PARIS: Renault will try on Wednesday to fire up doubtful investors ahead of a planned market listing of its electric vehicle (EV) unit Ampere, a key plank of CEO Luca de Meo’s revamp of the French automaker.
De Meo has targeted a valuation of €8-10 billion (US$8.6-10.7 billion) for the initial public offering (IPO) of Ampere, which has already been delayed once and is now slated for spring 2024.
Slower demand for EVs, choppy markets and increased Chinese competition have complicated de Meo’s plans, with sources close to the matter telling Reuters last month his hoped-for price tag looked over-ambitious at this stage.
Two of the sources said Renault was unlikely to go ahead with the IPO if the valuation falls below €7 billion, and one said the cut-off point could be closer to €6 billion.
UBS analysts have valued Ampere at just €3-4 billion, and others have questioned the rationale of listing the EV business to raise funds.
On Wednesday, De Meo will argue his case for what could be the first attempt by a traditional automaker to unlock value from an EV business via an IPO.

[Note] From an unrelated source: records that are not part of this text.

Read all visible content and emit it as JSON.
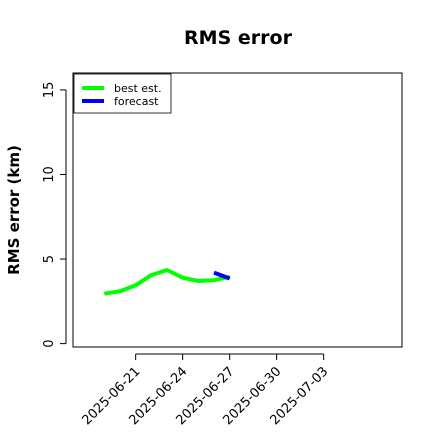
{
  "chart_data": {
    "type": "line",
    "title": "RMS error",
    "xlabel": "",
    "ylabel": "RMS error (km)",
    "x_axis_type": "date",
    "xlim": [
      "2025-06-17",
      "2025-07-08"
    ],
    "ylim": [
      -0.2,
      16.0
    ],
    "x_ticks": [
      "2025-06-21",
      "2025-06-24",
      "2025-06-27",
      "2025-06-30",
      "2025-07-03"
    ],
    "y_ticks": [
      0,
      5,
      10,
      15
    ],
    "grid": false,
    "legend_position": "top-left",
    "series": [
      {
        "name": "best est.",
        "color": "#00ff00",
        "x": [
          "2025-06-19",
          "2025-06-20",
          "2025-06-21",
          "2025-06-22",
          "2025-06-23",
          "2025-06-24",
          "2025-06-25",
          "2025-06-26",
          "2025-06-27"
        ],
        "y": [
          2.95,
          3.1,
          3.45,
          4.05,
          4.35,
          3.9,
          3.7,
          3.75,
          3.95
        ]
      },
      {
        "name": "forecast",
        "color": "#0000ff",
        "x": [
          "2025-06-26",
          "2025-06-27"
        ],
        "y": [
          4.2,
          3.85
        ]
      }
    ]
  }
}
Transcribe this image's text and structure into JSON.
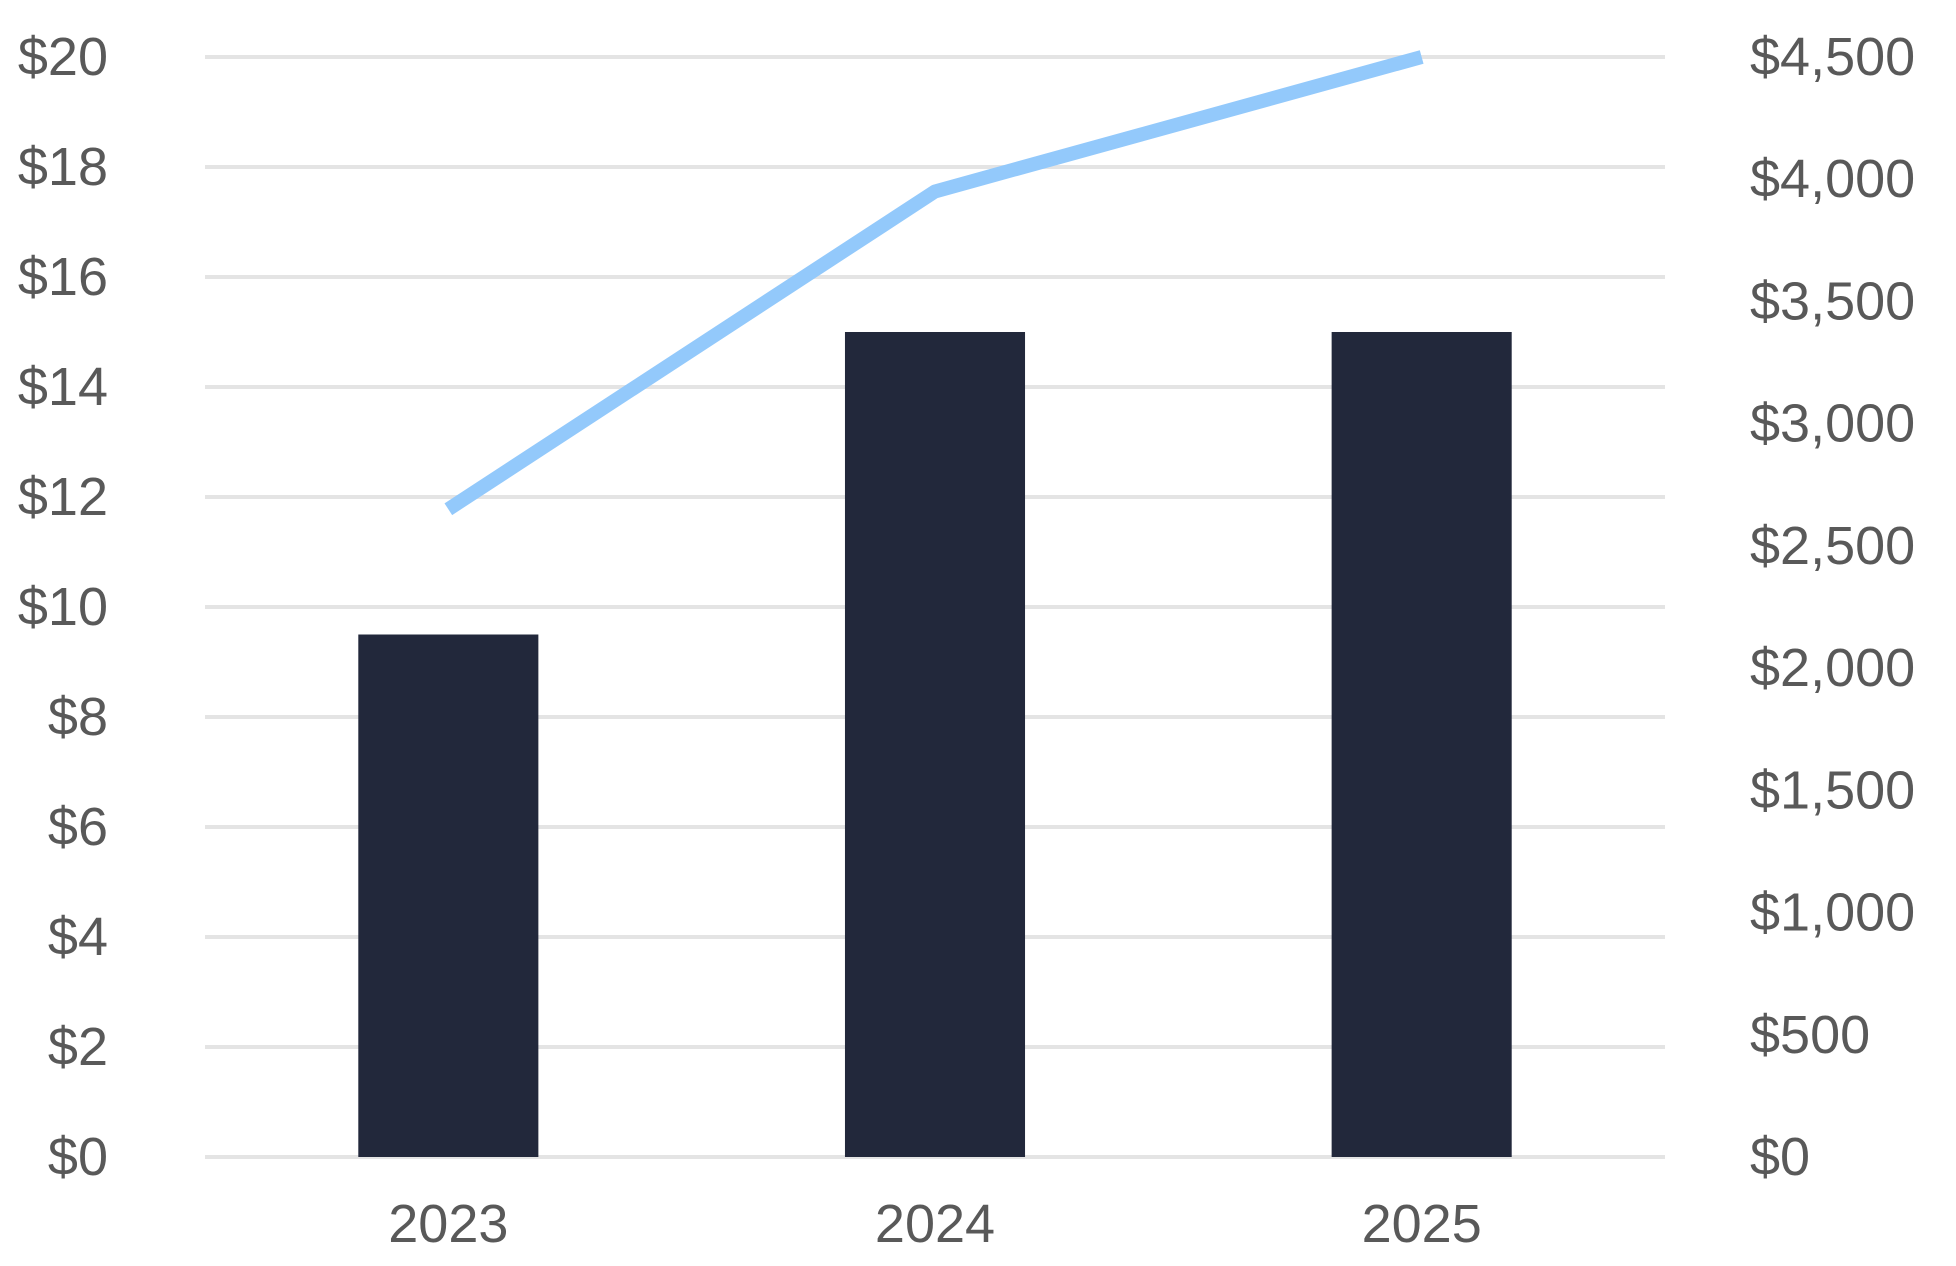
{
  "chart_data": {
    "type": "bar",
    "categories": [
      "2023",
      "2024",
      "2025"
    ],
    "series": [
      {
        "type": "bar",
        "axis": "left",
        "values": [
          9.5,
          15.0,
          15.0
        ],
        "color": "#22283b"
      },
      {
        "type": "line",
        "axis": "right",
        "values": [
          2650,
          3950,
          4500
        ],
        "color": "#93c9fb"
      }
    ],
    "y_left": {
      "range": [
        0,
        20
      ],
      "ticks": [
        0,
        2,
        4,
        6,
        8,
        10,
        12,
        14,
        16,
        18,
        20
      ],
      "tick_labels": [
        "$0",
        "$2",
        "$4",
        "$6",
        "$8",
        "$10",
        "$12",
        "$14",
        "$16",
        "$18",
        "$20"
      ]
    },
    "y_right": {
      "range": [
        0,
        4500
      ],
      "ticks": [
        0,
        500,
        1000,
        1500,
        2000,
        2500,
        3000,
        3500,
        4000,
        4500
      ],
      "tick_labels": [
        "$0",
        "$500",
        "$1,000",
        "$1,500",
        "$2,000",
        "$2,500",
        "$3,000",
        "$3,500",
        "$4,000",
        "$4,500"
      ]
    },
    "grid": true,
    "legend": "none",
    "title": "",
    "xlabel": "",
    "ylabel": ""
  }
}
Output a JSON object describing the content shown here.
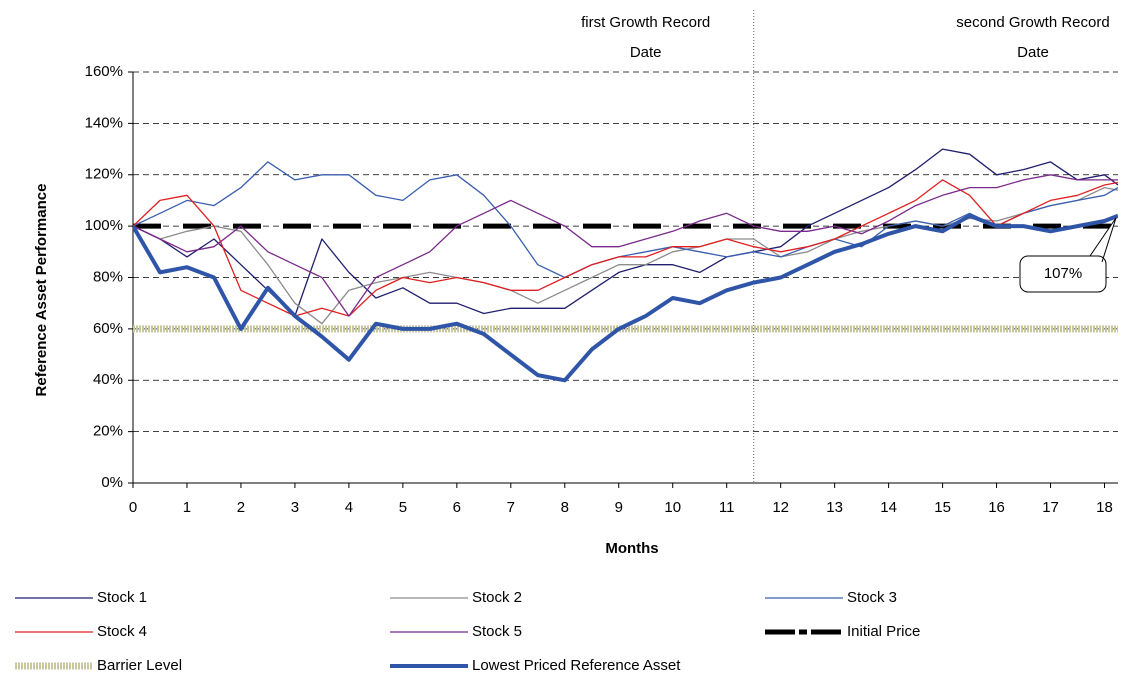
{
  "chart_data": {
    "type": "line",
    "y_axis_label": "Reference Asset Performance",
    "x_axis_label": "Months",
    "x": [
      0,
      0.5,
      1,
      1.5,
      2,
      2.5,
      3,
      3.5,
      4,
      4.5,
      5,
      5.5,
      6,
      6.5,
      7,
      7.5,
      8,
      8.5,
      9,
      9.5,
      10,
      10.5,
      11,
      11.5,
      12,
      12.5,
      13,
      13.5,
      14,
      14.5,
      15,
      15.5,
      16,
      16.5,
      17,
      17.5,
      18,
      18.25
    ],
    "xlim": [
      0,
      18.25
    ],
    "xticks": [
      0,
      1,
      2,
      3,
      4,
      5,
      6,
      7,
      8,
      9,
      10,
      11,
      12,
      13,
      14,
      15,
      16,
      17,
      18
    ],
    "ylim": [
      0,
      160
    ],
    "yticks": [
      {
        "value": 0,
        "label": "0%"
      },
      {
        "value": 20,
        "label": "20%"
      },
      {
        "value": 40,
        "label": "40%"
      },
      {
        "value": 60,
        "label": "60%"
      },
      {
        "value": 80,
        "label": "80%"
      },
      {
        "value": 100,
        "label": "100%"
      },
      {
        "value": 120,
        "label": "120%"
      },
      {
        "value": 140,
        "label": "140%"
      },
      {
        "value": 160,
        "label": "160%"
      }
    ],
    "grid": true,
    "series": [
      {
        "name": "Stock 1",
        "color": "#1f1f6e",
        "width": 1.3,
        "values": [
          100,
          95,
          88,
          95,
          85,
          75,
          65,
          95,
          82,
          72,
          76,
          70,
          70,
          66,
          68,
          68,
          68,
          75,
          82,
          85,
          85,
          82,
          88,
          90,
          92,
          100,
          105,
          110,
          115,
          122,
          130,
          128,
          120,
          122,
          125,
          118,
          120,
          116
        ]
      },
      {
        "name": "Stock 2",
        "color": "#8c8c8c",
        "width": 1.3,
        "values": [
          100,
          95,
          98,
          100,
          98,
          85,
          70,
          62,
          75,
          78,
          80,
          82,
          80,
          78,
          75,
          70,
          75,
          80,
          85,
          85,
          90,
          92,
          95,
          95,
          88,
          90,
          95,
          98,
          100,
          102,
          100,
          103,
          102,
          105,
          108,
          110,
          115,
          114
        ]
      },
      {
        "name": "Stock 3",
        "color": "#3a5fb0",
        "width": 1.3,
        "values": [
          100,
          105,
          110,
          108,
          115,
          125,
          118,
          120,
          120,
          112,
          110,
          118,
          120,
          112,
          100,
          85,
          80,
          85,
          88,
          90,
          92,
          90,
          88,
          90,
          88,
          92,
          95,
          92,
          100,
          102,
          100,
          105,
          100,
          105,
          108,
          110,
          112,
          115
        ]
      },
      {
        "name": "Stock 4",
        "color": "#e02020",
        "width": 1.3,
        "values": [
          100,
          110,
          112,
          100,
          75,
          70,
          65,
          68,
          65,
          75,
          80,
          78,
          80,
          78,
          75,
          75,
          80,
          85,
          88,
          88,
          92,
          92,
          95,
          92,
          90,
          92,
          95,
          100,
          105,
          110,
          118,
          112,
          100,
          105,
          110,
          112,
          116,
          117
        ]
      },
      {
        "name": "Stock 5",
        "color": "#7a2a8a",
        "width": 1.3,
        "values": [
          100,
          95,
          90,
          92,
          100,
          90,
          85,
          80,
          65,
          80,
          85,
          90,
          100,
          105,
          110,
          105,
          100,
          92,
          92,
          95,
          98,
          102,
          105,
          100,
          98,
          98,
          100,
          97,
          102,
          108,
          112,
          115,
          115,
          118,
          120,
          118,
          118,
          118
        ]
      },
      {
        "name": "Lowest Priced Reference Asset",
        "color": "#2f55a8",
        "width": 4,
        "values": [
          100,
          82,
          84,
          80,
          60,
          76,
          65,
          57,
          48,
          62,
          60,
          60,
          62,
          58,
          50,
          42,
          40,
          52,
          60,
          65,
          72,
          70,
          75,
          78,
          80,
          85,
          90,
          93,
          97,
          100,
          98,
          104,
          100,
          100,
          98,
          100,
          102,
          104
        ]
      }
    ],
    "reference_lines": [
      {
        "name": "Initial Price",
        "level": 100,
        "color": "#000000"
      },
      {
        "name": "Barrier Level",
        "level": 60,
        "color": "#c8c8a0"
      }
    ],
    "record_dates": [
      {
        "x": 11.5,
        "lines": [
          "first Growth Record",
          "Date"
        ]
      },
      {
        "x": 18.25,
        "lines": [
          "second Growth Record",
          "Date"
        ]
      }
    ],
    "callout": {
      "text": "107%"
    }
  }
}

The presentations “should be an opportunity for management to raise investors’ still unclear understanding of the benefits of separating engineering, software and manufacturing between ICE (internal combustion engine) and BEV (battery electric vehicles),” Jefferies analysts said in a note.
“With no identifiable value assigned to Ampere and low EV market sentiment, we go into this week’s event confident there is more upside than downside, especially if Renault considers IPO alternatives,” such as cashing in on its 28% stake in long-time ally Nissan, currently worth around €4.5 billion.
As part of his pitch, de Meo is due to unveil during the day the launch of a small affordable EV, as cheaper Chinese rivals force global carmakers to come up with less pricey models.
Renault was a pioneer in developing EVs in the 2010s, but has since fallen behind more agile and focussed competitors including Elon Musk’s Tesla.
Over the first nine months of 2023, Renault brand EV sales fell by around 5% in Europe, having been up 2.5% in the first half, weighed down by a limited line-up.
Zoe and Twingo models are reaching the end of their lifecycles, and the Scenic and R5 versions will not come to market before next year.
The electric Megane, Renault’s flagship car, is badly trailing Tesla’s Model Y, with 14,220 cars sold in France over January-September – or 1% of the passenger car market. That is less than half the 29,291 Model Ys sold over the same period.